The *more commands (bzmore and others) allow you to view the contents of compressed files without having to uncompress them first.

bzmore (1)           - file perusal filter for crt viewing of bzip2 compressed text
lzmore (1)           - view xz or lzma compressed (text) files
xzmore (1)           - view xz or lzma compressed (text) files
zmore (1)            - file perusal filter for crt viewing of compressed text

These commands are all doing a good amount of work, since they have to decompress a file's content just to display it to you. They do not, on the other hand, leave uncompressed file content on the system. They simply decompress on the fly.

$ xzmore textfile.xz | head -1
Here is the agenda for tomorrow's staff meeting:

Comparing compressed files

While several of the compression toolsets include a diff command (e.g., xzdiff), these tools pass the work off to cmp and diff and are not doing any algorithm-specific comparisons. For example, the xzdiff command will compare bz2 files as easily as it will compare xz files.

How to choose the best Linux compression tool

The best tool for the job depends on the job. In some cases, the choice may depend on the content of the data being compressed, but it's more likely that your organization's conventions are just as important unless you're in a real pinch for disk space. The best general suggestions seem to be these:

zip is best when files need to be shared with or used on Windows systems.

gzip may be best when you want the files to be usable on any Unix/Linux system. Though bzip2 is becoming nearly as ubiquitous, it is likely to take longer to run.

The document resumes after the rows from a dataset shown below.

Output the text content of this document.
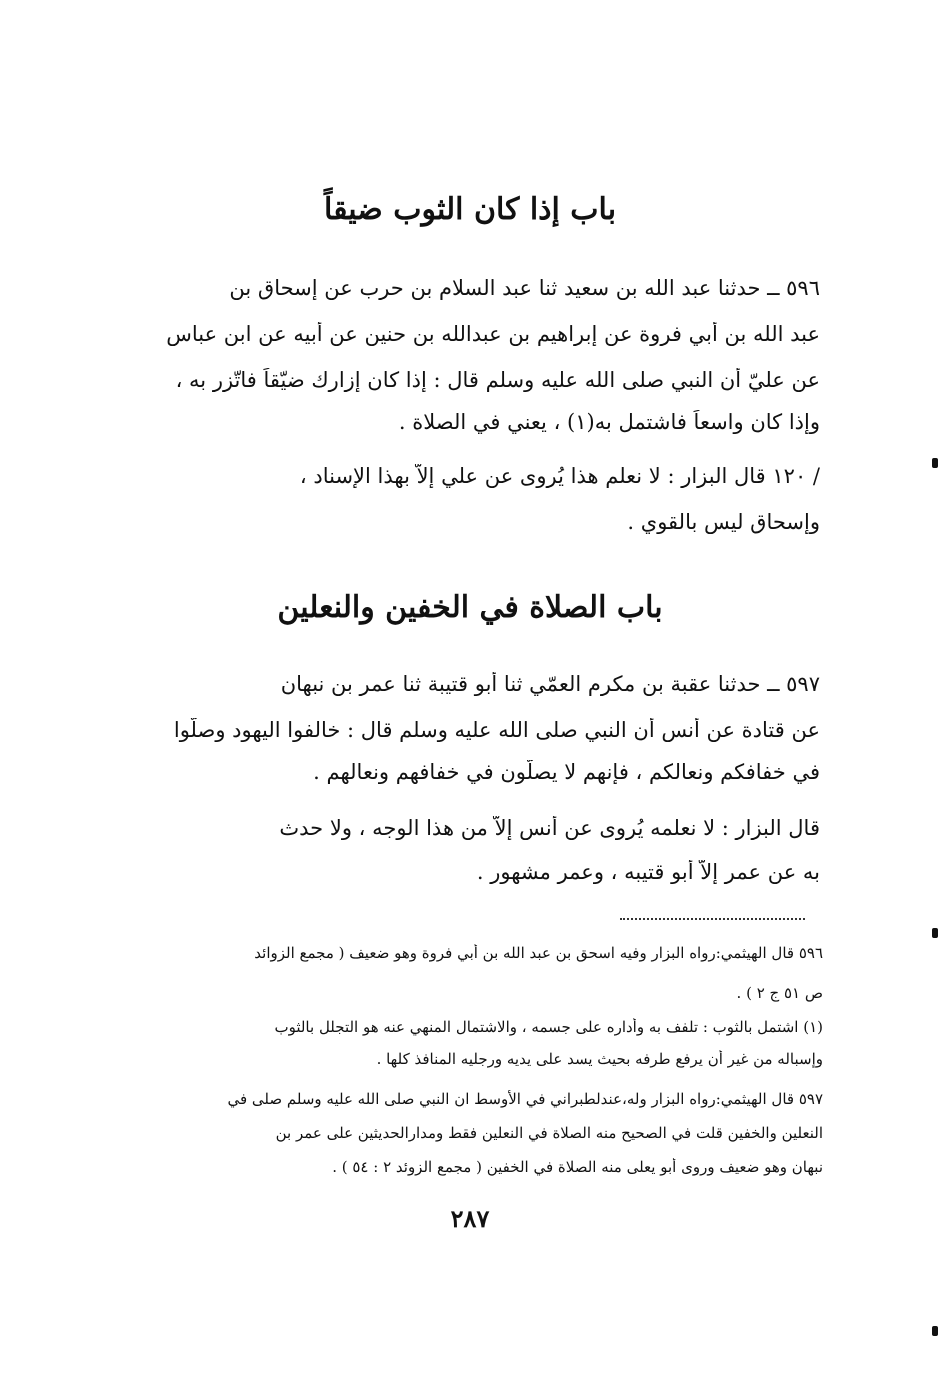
باب إذا كان الثوب ضيقاً
٥٩٦ ــ حدثنا عبد الله بن سعيد ثنا عبد السلام بن حرب عن إسحاق بن
عبد الله بن أبي فروة عن إبراهيم بن عبدالله بن حنين عن أبيه عن ابن عباس
عن عليّ أن النبي صلى الله عليه وسلم قال : إذا كان إزارك ضيّقاً فاتّزر به ،
وإذا كان واسعاً فاشتمل به(١) ، يعني في الصلاة .
/ ١٢٠ قال البزار : لا نعلم هذا يُروى عن علي إلاّ بهذا الإسناد ،
وإسحاق ليس بالقوي .
باب الصلاة في الخفين والنعلين
٥٩٧ ــ حدثنا عقبة بن مكرم العمّي ثنا أبو قتيبة ثنا عمر بن نبهان
عن قتادة عن أنس أن النبي صلى الله عليه وسلم قال : خالفوا اليهود وصلّوا
في خفافكم ونعالكم ، فإنهم لا يصلّون في خفافهم ونعالهم .
قال البزار : لا نعلمه يُروى عن أنس إلاّ من هذا الوجه ، ولا حدث
به عن عمر إلاّ أبو قتيبه ، وعمر مشهور .
٥٩٦ قال الهيثمي:رواه البزار وفيه اسحق بن عبد الله بن أبي فروة وهو ضعيف ( مجمع الزوائد
ص ٥١ ج ٢ ) .
(١) اشتمل بالثوب : تلفف به وأداره على جسمه ، والاشتمال المنهي عنه هو التجلل بالثوب
وإسباله من غير أن يرفع طرفه بحيث يسد على يديه ورجليه المنافذ كلها .
٥٩٧ قال الهيثمي:رواه البزار وله،عندلطبراني في الأوسط ان النبي صلى الله عليه وسلم صلى في
النعلين والخفين قلت في الصحيح منه الصلاة في النعلين فقط ومدارالحديثين على عمر بن
نبهان وهو ضعيف وروى أبو يعلى منه الصلاة في الخفين ( مجمع الزوئد ٢ : ٥٤ ) .
٢٨٧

bzip2 uses a different algorithm than gzip and is likely to yield a smaller file, but they take a little longer to get the job done.

xz generally offers the best compression rates, but also takes considerably longer to run. It's also newer than the other tools and may not yet exist on all the systems you need to work with.


There are a number of choices when it comes to how to compress files and only a few situations in which they don't yield valuable disk space savings.